Старик посмотрел на нее и вздохнул.
– Знать-то знаю, да страшно! Конечно, я старый слуга, – рассуждал он, – и ничем не был обижен ни от пана, ни от пани, да что скажут другие хлопы?
Он понизил голос.
– Они собираются выдать и пани, и панну гайдамакам: тогда, говорят, их никто не тронет… Если я вас укрою, они со свету сгонят.
– Беги с нами! – предложила Катря.
– Нет, панна, стар я, чтобы бросить родную семью.

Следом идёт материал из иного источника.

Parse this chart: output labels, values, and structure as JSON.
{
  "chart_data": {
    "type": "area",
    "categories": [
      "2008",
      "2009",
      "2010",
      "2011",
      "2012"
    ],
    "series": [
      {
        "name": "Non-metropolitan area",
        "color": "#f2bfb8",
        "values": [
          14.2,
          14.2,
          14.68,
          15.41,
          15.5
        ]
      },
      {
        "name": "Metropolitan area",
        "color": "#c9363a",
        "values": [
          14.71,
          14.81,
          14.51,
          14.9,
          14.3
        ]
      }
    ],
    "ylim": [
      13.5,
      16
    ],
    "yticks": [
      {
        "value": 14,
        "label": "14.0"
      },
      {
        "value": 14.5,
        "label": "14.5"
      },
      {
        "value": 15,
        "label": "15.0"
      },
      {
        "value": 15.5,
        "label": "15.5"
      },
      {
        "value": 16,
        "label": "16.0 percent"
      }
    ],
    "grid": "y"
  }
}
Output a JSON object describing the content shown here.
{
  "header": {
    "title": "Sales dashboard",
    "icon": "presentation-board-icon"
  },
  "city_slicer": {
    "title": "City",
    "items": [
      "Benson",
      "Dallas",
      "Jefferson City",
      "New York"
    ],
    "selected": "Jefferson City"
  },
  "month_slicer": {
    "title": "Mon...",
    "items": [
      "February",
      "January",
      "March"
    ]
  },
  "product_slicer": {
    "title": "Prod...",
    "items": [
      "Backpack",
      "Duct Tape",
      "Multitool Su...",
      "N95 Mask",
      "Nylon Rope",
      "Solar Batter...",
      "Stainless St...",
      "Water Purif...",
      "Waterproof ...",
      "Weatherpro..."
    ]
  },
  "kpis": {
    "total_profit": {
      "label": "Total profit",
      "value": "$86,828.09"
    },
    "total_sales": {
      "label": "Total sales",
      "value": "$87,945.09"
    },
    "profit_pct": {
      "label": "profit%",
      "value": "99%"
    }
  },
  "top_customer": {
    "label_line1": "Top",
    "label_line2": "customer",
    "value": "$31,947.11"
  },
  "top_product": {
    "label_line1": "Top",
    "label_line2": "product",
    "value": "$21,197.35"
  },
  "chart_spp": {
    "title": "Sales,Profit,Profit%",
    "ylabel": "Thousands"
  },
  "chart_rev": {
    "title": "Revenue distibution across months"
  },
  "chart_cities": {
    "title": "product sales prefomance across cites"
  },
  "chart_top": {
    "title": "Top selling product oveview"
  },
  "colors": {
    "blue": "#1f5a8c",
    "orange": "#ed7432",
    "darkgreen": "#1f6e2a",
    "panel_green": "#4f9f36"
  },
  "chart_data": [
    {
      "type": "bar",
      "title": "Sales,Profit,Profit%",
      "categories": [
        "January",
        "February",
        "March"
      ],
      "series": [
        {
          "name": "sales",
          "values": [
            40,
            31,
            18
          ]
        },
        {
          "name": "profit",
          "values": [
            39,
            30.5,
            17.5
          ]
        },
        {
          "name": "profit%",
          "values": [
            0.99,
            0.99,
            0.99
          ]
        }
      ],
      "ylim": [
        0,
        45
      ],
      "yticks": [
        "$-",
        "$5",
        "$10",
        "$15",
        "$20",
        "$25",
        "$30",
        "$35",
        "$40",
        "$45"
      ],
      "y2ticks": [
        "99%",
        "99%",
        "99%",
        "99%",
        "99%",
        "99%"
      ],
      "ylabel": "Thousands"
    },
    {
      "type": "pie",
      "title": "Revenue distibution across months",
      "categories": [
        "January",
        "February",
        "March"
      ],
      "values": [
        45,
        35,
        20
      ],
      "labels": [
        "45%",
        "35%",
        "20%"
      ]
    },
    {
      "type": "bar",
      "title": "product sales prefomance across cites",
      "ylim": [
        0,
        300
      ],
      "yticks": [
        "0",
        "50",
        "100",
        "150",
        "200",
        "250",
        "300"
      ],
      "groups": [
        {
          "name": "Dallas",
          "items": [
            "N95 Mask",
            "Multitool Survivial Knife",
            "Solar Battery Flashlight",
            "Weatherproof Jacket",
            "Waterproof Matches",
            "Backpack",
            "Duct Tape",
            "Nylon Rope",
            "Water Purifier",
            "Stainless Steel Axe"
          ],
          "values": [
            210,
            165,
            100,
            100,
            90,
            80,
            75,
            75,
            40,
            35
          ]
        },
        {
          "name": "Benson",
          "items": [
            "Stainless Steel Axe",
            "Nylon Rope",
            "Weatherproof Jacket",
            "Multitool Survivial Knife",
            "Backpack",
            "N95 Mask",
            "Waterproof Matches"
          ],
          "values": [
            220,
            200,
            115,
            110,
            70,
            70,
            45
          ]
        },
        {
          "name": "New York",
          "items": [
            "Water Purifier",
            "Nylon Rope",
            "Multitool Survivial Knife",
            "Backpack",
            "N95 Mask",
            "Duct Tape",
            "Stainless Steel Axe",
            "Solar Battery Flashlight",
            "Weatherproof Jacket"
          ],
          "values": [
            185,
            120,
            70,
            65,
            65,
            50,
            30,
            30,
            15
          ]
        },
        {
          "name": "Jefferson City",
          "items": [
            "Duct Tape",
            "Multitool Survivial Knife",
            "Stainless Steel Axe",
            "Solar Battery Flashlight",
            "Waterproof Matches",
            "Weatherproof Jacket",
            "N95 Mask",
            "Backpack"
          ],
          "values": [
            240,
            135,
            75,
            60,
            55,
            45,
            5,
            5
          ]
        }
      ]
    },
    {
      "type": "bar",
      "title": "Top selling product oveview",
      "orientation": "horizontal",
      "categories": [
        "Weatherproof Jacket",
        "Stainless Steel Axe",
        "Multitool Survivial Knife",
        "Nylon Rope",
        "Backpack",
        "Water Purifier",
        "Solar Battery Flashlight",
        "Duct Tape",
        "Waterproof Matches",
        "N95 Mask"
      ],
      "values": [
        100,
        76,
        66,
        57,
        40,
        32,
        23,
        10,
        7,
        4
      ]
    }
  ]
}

Эх, панночка, жалко мне вас! – прибавил он. – Не так жалко старую пани, ей все равно скоро умирать, а вам бы только жить начинать. Ну, что бы там ни было, – решил он, махнув рукой, – а старый Петро попробует вас спасти. Выйдите вместе с пани за сенной сарай, там я буду вас ждать и захвачу вам обеим крестьянской плахты и свиты, возьму их тайком у невестки; только торопитесь, теперь самое время, не то попадете в руки хлопам.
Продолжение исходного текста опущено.